Geringe Arthrose / Grad I

Knochenzubildungen mit einer Größe unter 2 mm an einem oder mehreren der folgenden Gelenkabschnitte:

dorsal am Proc. anconaeus

kranial am Radiuskopf

am Epicondylus med.

am Epicondylus lat.

am Proc. coron. med.

sowie erhebliche Sklerose der lncisura Trochlearis.

Mittelgradige Arthrose / Grad II

Knochenzubildungen mit einer Größe zwischen 2 und 5 mm an einer oder mehreren der bei Grad I genannten Lokalisationen.

Hochgradige Arthrose / Grad Ill

Knochenzubildungen mit einer Größe von mehr als 5 mm an einer oder mehreren der bei Grad I genannten Lokalisationen.

In Schweden sind nach diesem Schema schon weit über 20 000 Hunde beurteilt worden.

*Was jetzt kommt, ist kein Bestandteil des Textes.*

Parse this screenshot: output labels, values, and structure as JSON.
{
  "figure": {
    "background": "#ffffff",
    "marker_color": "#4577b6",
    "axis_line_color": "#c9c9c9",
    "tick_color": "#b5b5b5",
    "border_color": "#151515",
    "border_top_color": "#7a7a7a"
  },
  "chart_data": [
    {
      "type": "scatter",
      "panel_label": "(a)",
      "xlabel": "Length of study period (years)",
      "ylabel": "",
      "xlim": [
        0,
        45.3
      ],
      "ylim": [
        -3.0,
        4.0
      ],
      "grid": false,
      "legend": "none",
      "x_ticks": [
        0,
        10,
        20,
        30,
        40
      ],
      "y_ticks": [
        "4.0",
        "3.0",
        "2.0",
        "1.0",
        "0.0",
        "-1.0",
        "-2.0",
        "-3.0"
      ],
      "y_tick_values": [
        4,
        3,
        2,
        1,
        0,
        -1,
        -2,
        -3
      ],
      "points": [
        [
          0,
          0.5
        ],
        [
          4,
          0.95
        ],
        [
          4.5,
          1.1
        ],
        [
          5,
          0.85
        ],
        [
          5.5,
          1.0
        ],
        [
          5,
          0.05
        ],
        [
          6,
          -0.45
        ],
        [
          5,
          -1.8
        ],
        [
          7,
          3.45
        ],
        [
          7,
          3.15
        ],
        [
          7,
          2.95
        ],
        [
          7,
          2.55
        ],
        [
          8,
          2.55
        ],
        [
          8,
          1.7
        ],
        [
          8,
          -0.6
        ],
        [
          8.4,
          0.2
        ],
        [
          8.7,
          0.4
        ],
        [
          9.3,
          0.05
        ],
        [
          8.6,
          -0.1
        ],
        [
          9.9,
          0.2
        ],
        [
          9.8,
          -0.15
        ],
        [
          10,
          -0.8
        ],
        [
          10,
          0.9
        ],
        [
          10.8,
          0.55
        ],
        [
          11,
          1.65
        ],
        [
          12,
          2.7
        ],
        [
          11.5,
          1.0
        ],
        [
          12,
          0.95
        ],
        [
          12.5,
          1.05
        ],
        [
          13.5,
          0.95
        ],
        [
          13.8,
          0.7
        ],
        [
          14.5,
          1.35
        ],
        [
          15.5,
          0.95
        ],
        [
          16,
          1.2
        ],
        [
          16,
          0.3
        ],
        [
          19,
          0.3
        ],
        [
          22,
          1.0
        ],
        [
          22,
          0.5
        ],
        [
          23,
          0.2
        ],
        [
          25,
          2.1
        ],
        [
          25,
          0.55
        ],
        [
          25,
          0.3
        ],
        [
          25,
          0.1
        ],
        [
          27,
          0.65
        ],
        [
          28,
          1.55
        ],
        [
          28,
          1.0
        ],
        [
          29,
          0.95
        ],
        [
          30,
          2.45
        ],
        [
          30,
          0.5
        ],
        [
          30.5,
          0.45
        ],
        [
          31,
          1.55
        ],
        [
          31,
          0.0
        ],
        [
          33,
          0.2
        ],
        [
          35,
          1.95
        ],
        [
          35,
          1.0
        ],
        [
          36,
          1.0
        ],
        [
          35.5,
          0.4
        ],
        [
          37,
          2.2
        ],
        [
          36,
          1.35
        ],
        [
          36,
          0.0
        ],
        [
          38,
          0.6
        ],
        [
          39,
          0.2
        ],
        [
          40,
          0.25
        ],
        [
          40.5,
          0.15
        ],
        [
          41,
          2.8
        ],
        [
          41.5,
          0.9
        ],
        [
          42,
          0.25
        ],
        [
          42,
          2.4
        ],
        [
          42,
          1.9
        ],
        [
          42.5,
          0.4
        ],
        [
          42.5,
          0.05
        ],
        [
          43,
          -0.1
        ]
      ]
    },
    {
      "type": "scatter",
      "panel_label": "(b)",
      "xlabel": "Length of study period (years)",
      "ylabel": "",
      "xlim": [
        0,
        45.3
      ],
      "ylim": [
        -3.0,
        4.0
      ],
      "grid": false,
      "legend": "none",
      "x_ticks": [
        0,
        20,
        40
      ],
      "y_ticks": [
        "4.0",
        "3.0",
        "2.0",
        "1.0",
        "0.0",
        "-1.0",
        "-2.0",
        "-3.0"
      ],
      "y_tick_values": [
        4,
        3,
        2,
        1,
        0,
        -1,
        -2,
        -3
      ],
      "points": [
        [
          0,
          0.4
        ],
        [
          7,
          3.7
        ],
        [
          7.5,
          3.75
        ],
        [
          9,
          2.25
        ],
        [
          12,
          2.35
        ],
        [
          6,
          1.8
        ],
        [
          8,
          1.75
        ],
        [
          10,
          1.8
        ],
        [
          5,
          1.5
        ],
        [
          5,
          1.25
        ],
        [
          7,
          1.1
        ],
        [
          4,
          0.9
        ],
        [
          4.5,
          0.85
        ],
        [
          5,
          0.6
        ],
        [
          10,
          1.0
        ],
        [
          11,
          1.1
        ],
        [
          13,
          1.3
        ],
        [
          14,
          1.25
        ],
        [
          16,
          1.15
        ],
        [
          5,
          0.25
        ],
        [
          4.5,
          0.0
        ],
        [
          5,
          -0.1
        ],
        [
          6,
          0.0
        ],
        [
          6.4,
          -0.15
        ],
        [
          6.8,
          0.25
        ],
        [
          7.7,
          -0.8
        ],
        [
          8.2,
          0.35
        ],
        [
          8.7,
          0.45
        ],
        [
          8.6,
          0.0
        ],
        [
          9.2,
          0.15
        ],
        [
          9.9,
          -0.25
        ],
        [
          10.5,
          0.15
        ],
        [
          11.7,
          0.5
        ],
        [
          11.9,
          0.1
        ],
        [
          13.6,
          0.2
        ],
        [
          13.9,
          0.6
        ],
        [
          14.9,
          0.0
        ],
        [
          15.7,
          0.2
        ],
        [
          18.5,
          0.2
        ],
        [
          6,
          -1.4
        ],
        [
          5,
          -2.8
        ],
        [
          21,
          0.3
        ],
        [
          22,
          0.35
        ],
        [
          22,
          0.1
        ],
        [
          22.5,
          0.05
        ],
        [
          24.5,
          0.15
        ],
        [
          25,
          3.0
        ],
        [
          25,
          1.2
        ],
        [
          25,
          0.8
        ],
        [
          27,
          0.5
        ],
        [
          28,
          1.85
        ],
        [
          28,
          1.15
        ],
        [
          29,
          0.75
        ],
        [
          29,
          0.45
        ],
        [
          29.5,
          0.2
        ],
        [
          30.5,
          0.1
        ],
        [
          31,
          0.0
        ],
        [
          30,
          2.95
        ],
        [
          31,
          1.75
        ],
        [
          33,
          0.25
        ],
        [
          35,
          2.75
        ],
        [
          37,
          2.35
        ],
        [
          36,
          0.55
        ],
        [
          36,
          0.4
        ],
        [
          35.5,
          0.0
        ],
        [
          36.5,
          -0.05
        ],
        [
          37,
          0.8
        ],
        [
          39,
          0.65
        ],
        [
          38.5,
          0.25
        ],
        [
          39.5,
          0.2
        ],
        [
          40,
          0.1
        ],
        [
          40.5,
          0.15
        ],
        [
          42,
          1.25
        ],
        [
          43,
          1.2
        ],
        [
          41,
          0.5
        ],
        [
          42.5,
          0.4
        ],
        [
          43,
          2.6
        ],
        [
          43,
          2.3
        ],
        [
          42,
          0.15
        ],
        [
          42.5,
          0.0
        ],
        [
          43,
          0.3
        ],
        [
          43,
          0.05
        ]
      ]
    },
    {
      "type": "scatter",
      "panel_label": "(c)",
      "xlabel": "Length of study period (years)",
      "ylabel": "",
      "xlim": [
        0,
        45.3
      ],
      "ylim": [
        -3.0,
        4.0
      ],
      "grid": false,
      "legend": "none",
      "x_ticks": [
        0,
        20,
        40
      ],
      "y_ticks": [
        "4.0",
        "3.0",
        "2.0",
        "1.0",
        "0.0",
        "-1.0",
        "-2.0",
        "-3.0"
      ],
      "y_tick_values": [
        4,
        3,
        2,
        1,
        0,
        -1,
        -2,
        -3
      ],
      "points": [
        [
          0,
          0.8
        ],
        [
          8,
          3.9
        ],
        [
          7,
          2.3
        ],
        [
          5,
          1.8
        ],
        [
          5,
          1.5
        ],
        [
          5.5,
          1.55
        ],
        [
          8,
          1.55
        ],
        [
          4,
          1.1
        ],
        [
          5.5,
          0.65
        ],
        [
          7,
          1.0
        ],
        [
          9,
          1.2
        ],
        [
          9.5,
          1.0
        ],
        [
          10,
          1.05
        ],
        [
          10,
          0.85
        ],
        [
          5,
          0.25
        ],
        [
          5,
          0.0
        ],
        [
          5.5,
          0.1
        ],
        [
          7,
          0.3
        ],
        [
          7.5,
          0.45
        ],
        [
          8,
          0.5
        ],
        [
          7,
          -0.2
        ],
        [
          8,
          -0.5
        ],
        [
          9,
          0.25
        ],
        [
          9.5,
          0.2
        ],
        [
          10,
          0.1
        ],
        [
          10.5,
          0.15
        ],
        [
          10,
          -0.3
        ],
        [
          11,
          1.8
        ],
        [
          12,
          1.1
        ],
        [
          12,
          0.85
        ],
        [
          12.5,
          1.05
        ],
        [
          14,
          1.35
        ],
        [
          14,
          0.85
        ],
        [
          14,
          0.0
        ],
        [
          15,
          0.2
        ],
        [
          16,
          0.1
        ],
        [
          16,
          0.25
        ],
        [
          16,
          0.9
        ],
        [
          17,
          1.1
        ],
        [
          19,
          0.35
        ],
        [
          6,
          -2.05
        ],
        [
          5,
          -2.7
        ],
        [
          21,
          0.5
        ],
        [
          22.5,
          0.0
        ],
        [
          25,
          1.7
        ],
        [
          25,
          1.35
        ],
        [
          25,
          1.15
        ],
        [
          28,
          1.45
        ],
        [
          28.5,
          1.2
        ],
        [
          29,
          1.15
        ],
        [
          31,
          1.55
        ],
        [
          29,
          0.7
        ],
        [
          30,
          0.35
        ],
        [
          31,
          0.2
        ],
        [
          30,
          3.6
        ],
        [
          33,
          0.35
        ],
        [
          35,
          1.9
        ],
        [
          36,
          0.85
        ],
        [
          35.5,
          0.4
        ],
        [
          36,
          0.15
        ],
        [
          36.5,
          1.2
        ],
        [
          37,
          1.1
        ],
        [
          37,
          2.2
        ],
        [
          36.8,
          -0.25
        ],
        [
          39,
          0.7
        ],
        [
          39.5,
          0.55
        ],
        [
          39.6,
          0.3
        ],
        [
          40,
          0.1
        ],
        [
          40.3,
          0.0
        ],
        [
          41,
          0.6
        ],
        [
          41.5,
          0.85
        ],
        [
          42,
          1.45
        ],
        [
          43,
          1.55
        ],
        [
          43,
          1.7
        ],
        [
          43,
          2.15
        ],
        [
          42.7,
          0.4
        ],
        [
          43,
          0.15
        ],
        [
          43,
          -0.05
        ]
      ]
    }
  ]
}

Bei Hunden mit mittlerer oder hochgradiger Arthrose übernimmt der Verein die Beurteilungskosten. Die Ergebnisse gehen an Besitzer und Zuchtverband, der sie veröffentlicht.

Ein Zuchtausschluß erfolgt nicht. Da aber immer mehr Züchter bei ihren Paarungen auf Hunde mit gesunden Gelenken bzw. mit geringgradig arthrotisch veränderten Gelenken zurückgreifen, hat sich die Arthrosehäufigkeit schon deutlich verringert.